En 2008, les enseignants ont vu apparaître dans les programmes de Sixième un nouveau concept : L’ « habiter », remplaçant celui de Paysage. Il faut attendre 2014 pour que la Documentation photographique l’inscrive dans ses thématiques, dans le contexte scientifique du FIG. Jusque là, Les Clionautes (cités en bibliographie) avaient comblé cette carence en proposant des séquences en ligne : http://college.clionautes.org
La Documentation photographique a confié à Olivier Lazzarotti, le géographe du tourisme et de l’ « habiter » la responsabilité de ce numéro. Il revient dans « Le point sur » sur la genèse de ce concept. Si l’ « habiter » vise à « accéder, par la géographie, aux processus identitaires et sociaux de l’humanité habitante. » (p.3), il faut voir derrière ce concept englobant et particulièrement riche le tronc commun aux différentes branches de la géographie apparues depuis les années 1980. Inspiré de la philosophie pragmatique et de la sociologie, l’ « Habiter » dépasse le strict cadre de l’individu, en intégrant les groupes. « Habiter, c’est cohabiter » (p. 8) « comment être soi parmi les autres » (p. 15). Sont interrogées ainsi « les modalités des rapports au Monde, mobilités et immobilités combinées. » (p. 8). L’habitat, au sens strict, étudié par les géographes de l’école classique, n’est qu’un objet de l’ « habiter ». Désormais, les géographes s’accordent à reconnaître que peuvent être habiter des lieux occupés temporairement (dans le cadre de séjours de vacances) ou mobiles (habiter le Paris-Rouen). Mais, « habiter n’est pas seulement pratiquer. C’est aussi trouver les mots, les images, les sons tout autant que les représentations et les inconscients de toutes sortes, qui accompagnent les pratiques. » (p. 11). « Cartes d’identités », « signatures géographiques » (Lazzarotti, 2006) sont les témoins d’un habitat polytopique (Stock, 2006) réel comme imaginaire.

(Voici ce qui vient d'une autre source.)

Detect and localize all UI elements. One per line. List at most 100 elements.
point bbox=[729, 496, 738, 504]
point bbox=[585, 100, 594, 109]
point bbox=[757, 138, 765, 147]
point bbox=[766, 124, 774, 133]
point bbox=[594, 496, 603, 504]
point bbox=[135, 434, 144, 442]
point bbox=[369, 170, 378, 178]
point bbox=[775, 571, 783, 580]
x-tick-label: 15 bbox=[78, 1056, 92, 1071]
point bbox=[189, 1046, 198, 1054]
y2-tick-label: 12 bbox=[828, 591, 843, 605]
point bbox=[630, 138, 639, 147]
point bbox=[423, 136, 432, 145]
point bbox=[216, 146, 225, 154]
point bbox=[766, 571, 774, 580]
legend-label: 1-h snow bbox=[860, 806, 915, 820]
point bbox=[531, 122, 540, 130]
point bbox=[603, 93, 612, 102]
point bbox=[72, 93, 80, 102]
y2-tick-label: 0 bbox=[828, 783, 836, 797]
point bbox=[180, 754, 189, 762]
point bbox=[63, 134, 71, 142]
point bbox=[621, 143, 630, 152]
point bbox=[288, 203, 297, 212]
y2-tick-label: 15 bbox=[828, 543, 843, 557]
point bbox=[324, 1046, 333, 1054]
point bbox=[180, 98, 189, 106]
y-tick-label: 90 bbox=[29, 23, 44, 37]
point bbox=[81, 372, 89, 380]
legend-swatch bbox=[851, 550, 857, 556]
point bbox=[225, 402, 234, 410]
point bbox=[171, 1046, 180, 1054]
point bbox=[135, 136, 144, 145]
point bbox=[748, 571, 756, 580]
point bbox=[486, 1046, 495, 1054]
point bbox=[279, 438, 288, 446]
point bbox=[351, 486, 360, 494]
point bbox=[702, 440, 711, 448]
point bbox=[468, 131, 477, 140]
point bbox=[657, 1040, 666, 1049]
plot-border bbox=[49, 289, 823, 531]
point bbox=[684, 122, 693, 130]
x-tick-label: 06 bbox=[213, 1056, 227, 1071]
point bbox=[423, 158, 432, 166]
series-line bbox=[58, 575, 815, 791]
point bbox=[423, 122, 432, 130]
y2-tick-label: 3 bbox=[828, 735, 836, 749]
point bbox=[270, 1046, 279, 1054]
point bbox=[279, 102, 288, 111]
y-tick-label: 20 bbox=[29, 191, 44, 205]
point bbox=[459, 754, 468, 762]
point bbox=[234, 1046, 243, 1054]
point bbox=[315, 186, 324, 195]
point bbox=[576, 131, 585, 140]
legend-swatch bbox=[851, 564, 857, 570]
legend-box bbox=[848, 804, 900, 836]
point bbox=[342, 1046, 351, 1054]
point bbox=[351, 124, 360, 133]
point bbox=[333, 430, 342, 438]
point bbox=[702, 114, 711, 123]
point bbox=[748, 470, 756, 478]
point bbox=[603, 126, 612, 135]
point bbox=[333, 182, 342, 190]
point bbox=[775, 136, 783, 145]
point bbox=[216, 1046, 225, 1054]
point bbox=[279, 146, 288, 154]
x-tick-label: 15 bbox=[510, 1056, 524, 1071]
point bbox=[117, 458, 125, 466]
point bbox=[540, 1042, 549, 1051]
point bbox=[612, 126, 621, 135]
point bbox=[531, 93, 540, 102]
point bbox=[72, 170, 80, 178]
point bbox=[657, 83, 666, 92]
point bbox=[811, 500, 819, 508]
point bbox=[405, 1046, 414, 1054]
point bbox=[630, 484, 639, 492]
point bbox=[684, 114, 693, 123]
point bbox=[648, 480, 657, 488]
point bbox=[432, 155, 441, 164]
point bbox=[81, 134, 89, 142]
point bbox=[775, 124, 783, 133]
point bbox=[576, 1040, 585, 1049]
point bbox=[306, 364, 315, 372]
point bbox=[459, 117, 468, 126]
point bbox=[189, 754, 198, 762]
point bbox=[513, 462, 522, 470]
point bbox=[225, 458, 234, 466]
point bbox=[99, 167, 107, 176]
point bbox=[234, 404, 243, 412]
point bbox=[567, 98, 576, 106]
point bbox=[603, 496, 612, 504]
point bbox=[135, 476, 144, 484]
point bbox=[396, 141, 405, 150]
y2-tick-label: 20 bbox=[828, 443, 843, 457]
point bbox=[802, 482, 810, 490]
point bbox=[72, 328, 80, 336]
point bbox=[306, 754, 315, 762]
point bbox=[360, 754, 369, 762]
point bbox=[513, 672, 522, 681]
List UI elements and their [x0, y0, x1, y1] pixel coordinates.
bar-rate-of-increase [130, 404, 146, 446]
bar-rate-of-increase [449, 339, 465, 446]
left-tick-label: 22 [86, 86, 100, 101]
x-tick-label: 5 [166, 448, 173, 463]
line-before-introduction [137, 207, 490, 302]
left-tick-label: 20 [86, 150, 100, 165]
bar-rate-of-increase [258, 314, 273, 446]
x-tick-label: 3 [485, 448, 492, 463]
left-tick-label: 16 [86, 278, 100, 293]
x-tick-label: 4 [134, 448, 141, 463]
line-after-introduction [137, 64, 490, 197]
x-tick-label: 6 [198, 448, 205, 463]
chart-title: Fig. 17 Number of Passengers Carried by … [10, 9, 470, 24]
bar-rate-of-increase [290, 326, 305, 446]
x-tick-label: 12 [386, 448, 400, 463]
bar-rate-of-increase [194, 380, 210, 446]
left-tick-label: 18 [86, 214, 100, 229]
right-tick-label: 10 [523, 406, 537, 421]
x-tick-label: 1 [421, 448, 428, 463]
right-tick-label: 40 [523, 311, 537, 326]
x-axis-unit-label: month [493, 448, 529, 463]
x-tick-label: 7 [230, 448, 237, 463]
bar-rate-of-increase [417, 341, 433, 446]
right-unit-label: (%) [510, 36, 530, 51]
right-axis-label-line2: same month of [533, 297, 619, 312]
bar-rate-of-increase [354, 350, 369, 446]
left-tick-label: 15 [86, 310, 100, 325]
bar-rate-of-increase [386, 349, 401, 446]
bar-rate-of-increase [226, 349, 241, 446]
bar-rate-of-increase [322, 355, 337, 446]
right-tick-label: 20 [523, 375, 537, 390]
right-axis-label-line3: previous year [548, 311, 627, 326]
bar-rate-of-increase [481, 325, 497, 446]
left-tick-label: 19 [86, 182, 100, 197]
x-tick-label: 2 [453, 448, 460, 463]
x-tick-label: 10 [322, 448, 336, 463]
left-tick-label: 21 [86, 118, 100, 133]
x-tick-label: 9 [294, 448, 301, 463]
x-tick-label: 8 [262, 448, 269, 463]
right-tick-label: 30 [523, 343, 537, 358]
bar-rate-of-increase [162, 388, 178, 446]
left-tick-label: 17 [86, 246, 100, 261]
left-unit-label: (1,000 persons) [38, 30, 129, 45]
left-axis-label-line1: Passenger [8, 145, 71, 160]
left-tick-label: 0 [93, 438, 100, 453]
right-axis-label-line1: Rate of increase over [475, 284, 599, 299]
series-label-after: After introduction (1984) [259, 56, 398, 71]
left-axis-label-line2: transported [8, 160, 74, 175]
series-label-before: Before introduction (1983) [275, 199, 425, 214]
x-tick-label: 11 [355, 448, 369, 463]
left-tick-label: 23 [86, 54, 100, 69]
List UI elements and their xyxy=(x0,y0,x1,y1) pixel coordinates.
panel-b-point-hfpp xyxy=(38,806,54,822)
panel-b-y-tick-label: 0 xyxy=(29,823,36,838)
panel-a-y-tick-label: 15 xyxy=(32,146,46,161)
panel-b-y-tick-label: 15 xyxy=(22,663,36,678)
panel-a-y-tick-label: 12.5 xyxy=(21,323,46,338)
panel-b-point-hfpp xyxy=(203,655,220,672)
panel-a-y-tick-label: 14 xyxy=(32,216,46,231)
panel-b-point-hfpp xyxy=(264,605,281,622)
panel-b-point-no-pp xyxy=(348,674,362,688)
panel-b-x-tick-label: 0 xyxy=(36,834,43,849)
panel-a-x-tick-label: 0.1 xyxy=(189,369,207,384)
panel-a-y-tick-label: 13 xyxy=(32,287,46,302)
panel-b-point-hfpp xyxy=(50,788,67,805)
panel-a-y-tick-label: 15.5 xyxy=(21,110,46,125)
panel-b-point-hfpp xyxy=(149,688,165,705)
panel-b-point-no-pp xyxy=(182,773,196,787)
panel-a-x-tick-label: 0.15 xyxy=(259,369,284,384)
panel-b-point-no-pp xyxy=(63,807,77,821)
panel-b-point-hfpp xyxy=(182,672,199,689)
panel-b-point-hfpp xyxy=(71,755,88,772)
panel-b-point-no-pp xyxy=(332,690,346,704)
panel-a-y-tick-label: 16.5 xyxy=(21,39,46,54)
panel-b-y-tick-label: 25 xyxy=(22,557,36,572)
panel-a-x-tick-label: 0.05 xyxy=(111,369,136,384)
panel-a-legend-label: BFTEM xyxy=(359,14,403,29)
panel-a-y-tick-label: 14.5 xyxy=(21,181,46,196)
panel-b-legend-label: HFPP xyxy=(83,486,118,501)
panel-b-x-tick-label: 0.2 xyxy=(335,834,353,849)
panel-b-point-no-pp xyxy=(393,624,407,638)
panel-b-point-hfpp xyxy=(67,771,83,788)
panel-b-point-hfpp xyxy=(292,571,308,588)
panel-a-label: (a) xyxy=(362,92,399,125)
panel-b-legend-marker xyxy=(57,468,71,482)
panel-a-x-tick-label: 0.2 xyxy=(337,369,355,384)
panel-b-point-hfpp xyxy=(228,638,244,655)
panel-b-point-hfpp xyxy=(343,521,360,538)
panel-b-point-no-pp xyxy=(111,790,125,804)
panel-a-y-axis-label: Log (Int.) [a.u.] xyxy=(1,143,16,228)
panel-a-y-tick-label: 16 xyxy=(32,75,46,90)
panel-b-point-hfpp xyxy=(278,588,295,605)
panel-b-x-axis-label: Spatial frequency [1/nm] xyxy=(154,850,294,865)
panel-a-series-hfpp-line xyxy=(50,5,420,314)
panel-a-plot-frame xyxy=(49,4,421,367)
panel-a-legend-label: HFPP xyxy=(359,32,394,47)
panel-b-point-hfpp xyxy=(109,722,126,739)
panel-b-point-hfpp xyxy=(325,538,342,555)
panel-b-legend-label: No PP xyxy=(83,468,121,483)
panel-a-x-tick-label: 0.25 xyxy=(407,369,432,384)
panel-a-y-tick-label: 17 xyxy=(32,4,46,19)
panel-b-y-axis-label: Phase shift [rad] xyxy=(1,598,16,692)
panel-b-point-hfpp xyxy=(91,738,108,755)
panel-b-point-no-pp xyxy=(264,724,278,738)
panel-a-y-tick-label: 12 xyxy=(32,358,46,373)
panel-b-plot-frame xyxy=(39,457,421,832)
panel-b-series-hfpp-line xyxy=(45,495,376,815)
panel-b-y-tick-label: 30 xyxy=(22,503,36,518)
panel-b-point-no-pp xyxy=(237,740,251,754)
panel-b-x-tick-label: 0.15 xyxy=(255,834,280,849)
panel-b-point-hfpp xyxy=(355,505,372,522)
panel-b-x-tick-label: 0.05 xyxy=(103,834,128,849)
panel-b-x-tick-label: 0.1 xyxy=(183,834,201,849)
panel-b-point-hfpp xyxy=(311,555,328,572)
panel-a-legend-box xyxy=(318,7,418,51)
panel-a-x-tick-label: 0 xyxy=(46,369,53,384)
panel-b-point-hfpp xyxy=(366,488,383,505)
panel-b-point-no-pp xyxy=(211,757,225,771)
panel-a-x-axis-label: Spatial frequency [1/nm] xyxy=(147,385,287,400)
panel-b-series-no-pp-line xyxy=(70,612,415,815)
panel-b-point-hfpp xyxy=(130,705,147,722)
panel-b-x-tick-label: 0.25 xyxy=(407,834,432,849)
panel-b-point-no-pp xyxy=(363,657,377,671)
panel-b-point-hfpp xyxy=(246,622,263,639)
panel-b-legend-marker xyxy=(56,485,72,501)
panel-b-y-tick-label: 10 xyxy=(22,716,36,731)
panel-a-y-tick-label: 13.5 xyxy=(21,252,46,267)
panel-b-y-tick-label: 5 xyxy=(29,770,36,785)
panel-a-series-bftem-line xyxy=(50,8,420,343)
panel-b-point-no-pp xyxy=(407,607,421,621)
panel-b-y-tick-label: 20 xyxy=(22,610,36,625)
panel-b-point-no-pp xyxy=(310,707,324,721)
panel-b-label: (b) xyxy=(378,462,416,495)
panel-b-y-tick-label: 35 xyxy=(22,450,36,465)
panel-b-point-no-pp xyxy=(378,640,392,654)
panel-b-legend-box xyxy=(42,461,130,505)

Cette entrée en matière très épistémologique peut sembler assez abrupte pour qui a inscrit cette lecture à son programme d’été. Toutefois, il n’est pas à douter qu’une relecture de cette première partie sera très fructueuse, à la lumière des thématiques exploitées dans la seconde partie de l’ouvrage. De nombreux documents ont retenu notre attention, tel le parcours illustré de cinq migrants entre Kaboul et Paris, la carte « Les Hallyday, des multirésidents » réalisés à partir du compte instagram de Laetitia Hallyday, la combinaison documentaire sur les « SDF, des habitants sans adresse ? », sur les lieux commerciaux tels que La Vallée Village à Marne-La-Vallée, pour n’en citer que quelques-uns. Les analyses des doubles-pages portant sur des lieux touristiques sont particulièrement riches. L’analyse qu’Olivier Lazzarotti fait de la place Jemaa El-Fna à Marrakech est délicieuse. Partant de la définition d’un lieu de Roger Brunet (« point de l’étendue »), il montre à quel point un lieu ne se réduit pas au local. « (…) Pour saisir sa richesse, son intensité et sa diversité, pour comprendre même ce qui s’y passe, il faut la considérer à la manière d’un espace géographique habité et l’interpréter à partir des horizons, des qualités et des pratiques des habitants qui s’y trouvent. (…) Non, décidément non, l’espace habité géographique n’est pas une surface. » (p. 32).